Der Kieler Professor Till Requate verweist in einem Kommentar auf die geringeren Kosten bei direkten Transfers. Prof. Martin Biewen (Tübingen) lehnt Preiseingriffe grundsätzlich ab, weil sie Indikatoren für Knappheit oder Überfluss seien. Auch deshalb seien Transferleistungen an bedürftige Unternehmen und Haushalte der bessere Weg.
Atomkraftwerke brächten signifikante Entlastung
Die Wirtschaftswissenschaftler sprachen sich auch mehrheitlich für eine Laufzeitverlängerung von Atomkraftwerken aus, die den Energiemarkt deutlich entlasten könnte. Hierfür sprachen sich 81 % der Befragten aus. Zunächst ging es dabei nur um die drei letzten deutschen AKWs, die eigentlich Ende 2022 vom Netz gehen sollten. Wenn diese im kommenden Jahr noch weiterbetrieben würden (möglicherweise auch noch länger, was aber die Beschaffung neuer Brennstäbe erfordern würde), dürfte das nach Meinung der Volkswirtschaftler den Strommarkt deutlich entlasten. Zusammen mit gezielten Transfers an finanzschwächere Marktteilnehmer könne dadurch ein Ausweg aus der drohenden Energiekrise geschaffen werden.
Wichtige Lenkungswirkung hoher Preise
Die Ökonomen verwiesen auch auf die Lenkungswirkung von Preisen, die unbedingt erhalten bleiben müsse. Preise ergeben sich durch die Relation zwischen Angebot und Nachfrage. Die Wissenschaftler wiesen darauf hin, dass man das Angebot an Energie durchaus erhöhen können, indem beispielsweise Regularien verschwinden, die in Deutschland immer noch den Ausbau der erneuerbaren Energien erschweren. Auch sollten weitere Flüssiggas-Terminals gebaut werden. Drittens müssten Übertragungsnetze für Strom deutlich ausgebaut werden. Diese drei Maßnahmen würden das Angebot an Strom ausweiten. Wenn man gleichzeitig durch Sparmaßnahmen die Nachfrage verringern könne, würde dieses Paket preisdämpfend wirken, so der Ifo-Forscher Niklas Potrafke. Ein Energiepreisdeckel hingegen führe gerade nicht zu einer sinkenden Nachfrage. Daher sei er der falsche Weg. Die Lenkungswirkung auch von hohen Preisen müsse erhalten bleiben. Nur diejenigen bedürftigen Marktteilnehmer, die dadurch in ihrer Existenz bedroht seien, sollten Transferzahlungen erhalten.

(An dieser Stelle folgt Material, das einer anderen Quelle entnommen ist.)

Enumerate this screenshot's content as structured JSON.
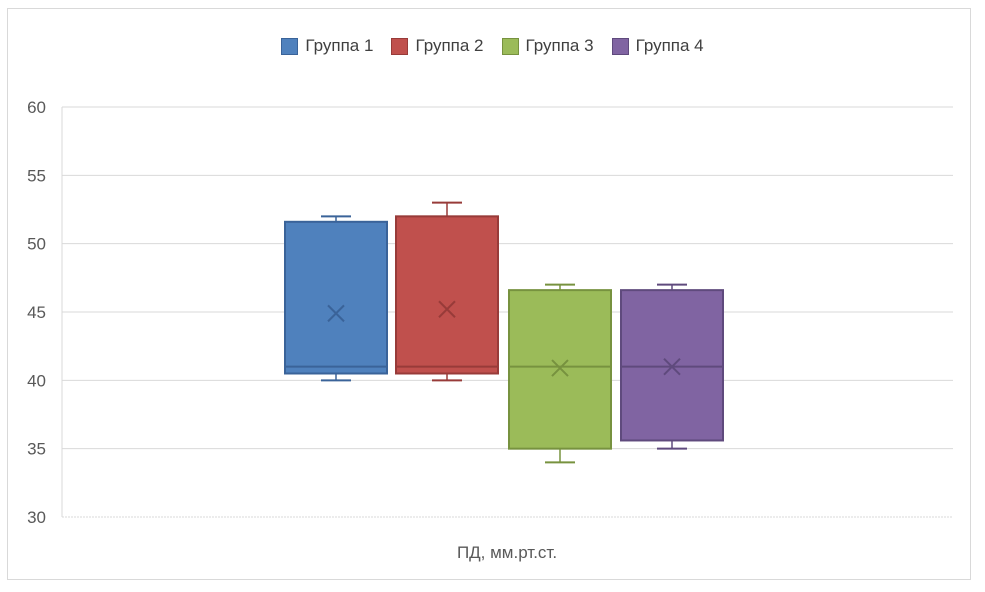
{
  "chart_data": {
    "type": "boxplot",
    "title": "",
    "xlabel": "ПД, мм.рт.ст.",
    "ylabel": "",
    "ylim": [
      30,
      60
    ],
    "yticks": [
      30,
      35,
      40,
      45,
      50,
      55,
      60
    ],
    "grid": true,
    "legend_position": "top",
    "series": [
      {
        "name": "Группа 1",
        "color": "#4f81bd",
        "edge": "#3a6399",
        "min": 40,
        "q1": 40.5,
        "median": 41,
        "q3": 51.6,
        "max": 52,
        "mean": 44.9
      },
      {
        "name": "Группа 2",
        "color": "#c0504d",
        "edge": "#983b39",
        "min": 40,
        "q1": 40.5,
        "median": 41,
        "q3": 52,
        "max": 53,
        "mean": 45.2
      },
      {
        "name": "Группа 3",
        "color": "#9bbb59",
        "edge": "#77923f",
        "min": 34,
        "q1": 35,
        "median": 41,
        "q3": 46.6,
        "max": 47,
        "mean": 40.9
      },
      {
        "name": "Группа 4",
        "color": "#8064a2",
        "edge": "#5f4a7d",
        "min": 35,
        "q1": 35.6,
        "median": 41,
        "q3": 46.6,
        "max": 47,
        "mean": 41
      }
    ]
  }
}
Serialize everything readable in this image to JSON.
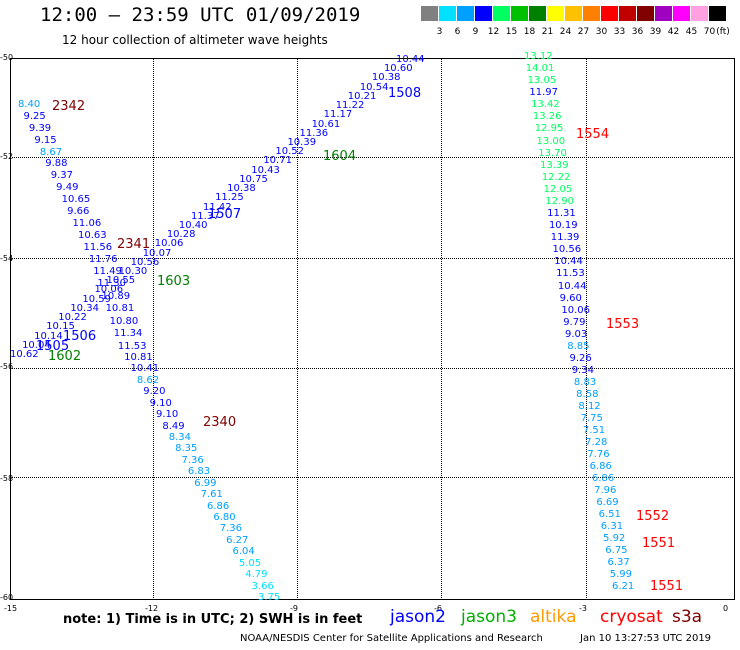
{
  "header": {
    "title": "12:00 – 23:59 UTC 01/09/2019",
    "subtitle": "12 hour collection of altimeter wave heights"
  },
  "scale": {
    "unit": "(ft)",
    "bins": [
      {
        "label": "3",
        "color": "#808080"
      },
      {
        "label": "6",
        "color": "#00e0ff"
      },
      {
        "label": "9",
        "color": "#00a0ff"
      },
      {
        "label": "12",
        "color": "#0000ff"
      },
      {
        "label": "15",
        "color": "#00ff60"
      },
      {
        "label": "18",
        "color": "#00c000"
      },
      {
        "label": "21",
        "color": "#008000"
      },
      {
        "label": "24",
        "color": "#ffff00"
      },
      {
        "label": "27",
        "color": "#ffc000"
      },
      {
        "label": "30",
        "color": "#ff8000"
      },
      {
        "label": "33",
        "color": "#ff0000"
      },
      {
        "label": "36",
        "color": "#c00000"
      },
      {
        "label": "39",
        "color": "#800000"
      },
      {
        "label": "42",
        "color": "#a000c0"
      },
      {
        "label": "45",
        "color": "#ff00ff"
      },
      {
        "label": "70",
        "color": "#ffa0e0"
      },
      {
        "label": "",
        "color": "#000000"
      }
    ]
  },
  "map": {
    "lat_ticks": [
      "-50",
      "-52",
      "-54",
      "-56",
      "-58",
      "-60"
    ],
    "lon_ticks": [
      "-15",
      "-12",
      "-9",
      "-6",
      "-3",
      "0"
    ],
    "pass_labels": [
      {
        "text": "2342",
        "color": "#800000"
      },
      {
        "text": "2341",
        "color": "#800000"
      },
      {
        "text": "2340",
        "color": "#800000"
      },
      {
        "text": "1508",
        "color": "#0000ff"
      },
      {
        "text": "1507",
        "color": "#0000ff"
      },
      {
        "text": "1506",
        "color": "#0000ff"
      },
      {
        "text": "1505",
        "color": "#0000ff"
      },
      {
        "text": "1604",
        "color": "#008000"
      },
      {
        "text": "1603",
        "color": "#008000"
      },
      {
        "text": "1602",
        "color": "#008000"
      },
      {
        "text": "1554",
        "color": "#ff0000"
      },
      {
        "text": "1553",
        "color": "#ff0000"
      },
      {
        "text": "1552",
        "color": "#ff0000"
      },
      {
        "text": "1551",
        "color": "#ff0000"
      },
      {
        "text": "1551",
        "color": "#ff0000"
      }
    ],
    "track_2340_2342": {
      "values": [
        "8.40",
        "9.25",
        "9.39",
        "9.15",
        "8.67",
        "9.88",
        "9.37",
        "9.49",
        "10.65",
        "9.66",
        "11.06",
        "10.63",
        "11.56",
        "11.76",
        "11.49",
        "11.30",
        "10.89",
        "10.81",
        "10.80",
        "11.34",
        "11.53",
        "10.81",
        "10.41",
        "8.62",
        "9.20",
        "9.10",
        "9.10",
        "8.49",
        "8.34",
        "8.35",
        "7.36",
        "6.83",
        "6.99",
        "7.61",
        "6.86",
        "6.80",
        "7.36",
        "6.27",
        "6.04",
        "5.05",
        "4.79",
        "3.66",
        "3.75"
      ],
      "colors": [
        "#00a0ff",
        "#0000ff",
        "#0000ff",
        "#0000ff",
        "#00a0ff",
        "#0000ff",
        "#0000ff",
        "#0000ff",
        "#0000ff",
        "#0000ff",
        "#0000ff",
        "#0000ff",
        "#0000ff",
        "#0000ff",
        "#0000ff",
        "#0000ff",
        "#0000ff",
        "#0000ff",
        "#0000ff",
        "#0000ff",
        "#0000ff",
        "#0000ff",
        "#0000ff",
        "#00a0ff",
        "#0000ff",
        "#0000ff",
        "#0000ff",
        "#0000ff",
        "#00a0ff",
        "#00a0ff",
        "#00a0ff",
        "#00a0ff",
        "#00a0ff",
        "#00a0ff",
        "#00a0ff",
        "#00a0ff",
        "#00a0ff",
        "#00a0ff",
        "#00a0ff",
        "#00e0ff",
        "#00e0ff",
        "#00e0ff",
        "#00e0ff"
      ]
    },
    "track_1505_1508": {
      "values": [
        "10.44",
        "10.60",
        "10.38",
        "10.54",
        "10.21",
        "11.22",
        "11.17",
        "10.61",
        "11.36",
        "10.39",
        "10.52",
        "10.71",
        "10.43",
        "10.75",
        "10.38",
        "11.25",
        "11.42",
        "11.37",
        "10.40",
        "10.28",
        "10.06",
        "10.07",
        "10.56",
        "10.30",
        "10.55",
        "10.06",
        "10.59",
        "10.34",
        "10.22",
        "10.15",
        "10.14",
        "10.04",
        "10.62"
      ],
      "colors": [
        "#0000ff",
        "#0000ff",
        "#0000ff",
        "#0000ff",
        "#0000ff",
        "#0000ff",
        "#0000ff",
        "#0000ff",
        "#0000ff",
        "#0000ff",
        "#0000ff",
        "#0000ff",
        "#0000ff",
        "#0000ff",
        "#0000ff",
        "#0000ff",
        "#0000ff",
        "#0000ff",
        "#0000ff",
        "#0000ff",
        "#0000ff",
        "#0000ff",
        "#0000ff",
        "#0000ff",
        "#0000ff",
        "#0000ff",
        "#0000ff",
        "#0000ff",
        "#0000ff",
        "#0000ff",
        "#0000ff",
        "#0000ff",
        "#0000ff"
      ]
    },
    "track_1551_1554": {
      "values": [
        "13.12",
        "14.01",
        "13.05",
        "11.97",
        "13.42",
        "13.26",
        "12.95",
        "13.00",
        "13.70",
        "13.39",
        "12.22",
        "12.05",
        "12.90",
        "11.31",
        "10.19",
        "11.39",
        "10.56",
        "10.44",
        "11.53",
        "10.44",
        "9.60",
        "10.06",
        "9.79",
        "9.03",
        "8.85",
        "9.26",
        "9.34",
        "8.83",
        "8.58",
        "8.12",
        "7.75",
        "7.51",
        "7.28",
        "7.76",
        "6.86",
        "6.86",
        "7.96",
        "6.69",
        "6.51",
        "6.31",
        "5.92",
        "6.75",
        "6.37",
        "5.99",
        "6.21"
      ],
      "colors": [
        "#00ff60",
        "#00ff60",
        "#00ff60",
        "#0000ff",
        "#00ff60",
        "#00ff60",
        "#00ff60",
        "#00ff60",
        "#00ff60",
        "#00ff60",
        "#00ff60",
        "#00ff60",
        "#00ff60",
        "#0000ff",
        "#0000ff",
        "#0000ff",
        "#0000ff",
        "#0000ff",
        "#0000ff",
        "#0000ff",
        "#0000ff",
        "#0000ff",
        "#0000ff",
        "#0000ff",
        "#00a0ff",
        "#0000ff",
        "#0000ff",
        "#00a0ff",
        "#00a0ff",
        "#00a0ff",
        "#00a0ff",
        "#00a0ff",
        "#00a0ff",
        "#00a0ff",
        "#00a0ff",
        "#00a0ff",
        "#00a0ff",
        "#00a0ff",
        "#00a0ff",
        "#00a0ff",
        "#00a0ff",
        "#00a0ff",
        "#00a0ff",
        "#00a0ff",
        "#00a0ff"
      ]
    }
  },
  "footer": {
    "note": "note:  1) Time is in UTC;  2) SWH is in feet",
    "legend": [
      {
        "name": "jason2",
        "color": "#0000ff"
      },
      {
        "name": "jason3",
        "color": "#00b000"
      },
      {
        "name": "altika",
        "color": "#ff9900"
      },
      {
        "name": "cryosat",
        "color": "#ff0000"
      },
      {
        "name": "s3a",
        "color": "#800000"
      }
    ],
    "credit": "NOAA/NESDIS Center for Satellite Applications and Research",
    "timestamp": "Jan 10 13:27:53 UTC 2019"
  }
}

Nötige Anreize für Einsparungen
Rund zwei Drittel der Befragten sprachen sich dafür aus, den privaten Haushalten und den Betrieben Anreize für Energieeinsparungen zu liefern. Die Jenaer Professorin Silke Übelmesser schrieb dazu in einem Kommentar, dass die Maßnahmen unabhängig von ihrer konkreten Ausgestaltung sehr zielgerichtet die verteilungspolitischen Folgen auffangen, jedoch nicht die relativen Preise verzerren sollten. Diese seien wichtige Knappheitssignale. Prof. Harald Fadinger (Mannheim) rät ebenfalls von einem Preisdeckel ab, befürwortet aber die Entlastung von Geringverdienern und von energieintensiven Unternehmen durch direkte Transfers. Es müsse jedoch Sparanreize geben. Außerdem sprach er sich für eine Abschöpfung von Übergewinnen der Energieunternehmen aus, mit denen man die Transfers finanzieren könne. Dies sei eindeutig ein besserer Weg als die Finanzierung eines Preisdeckels durch Schulden, so der Experte.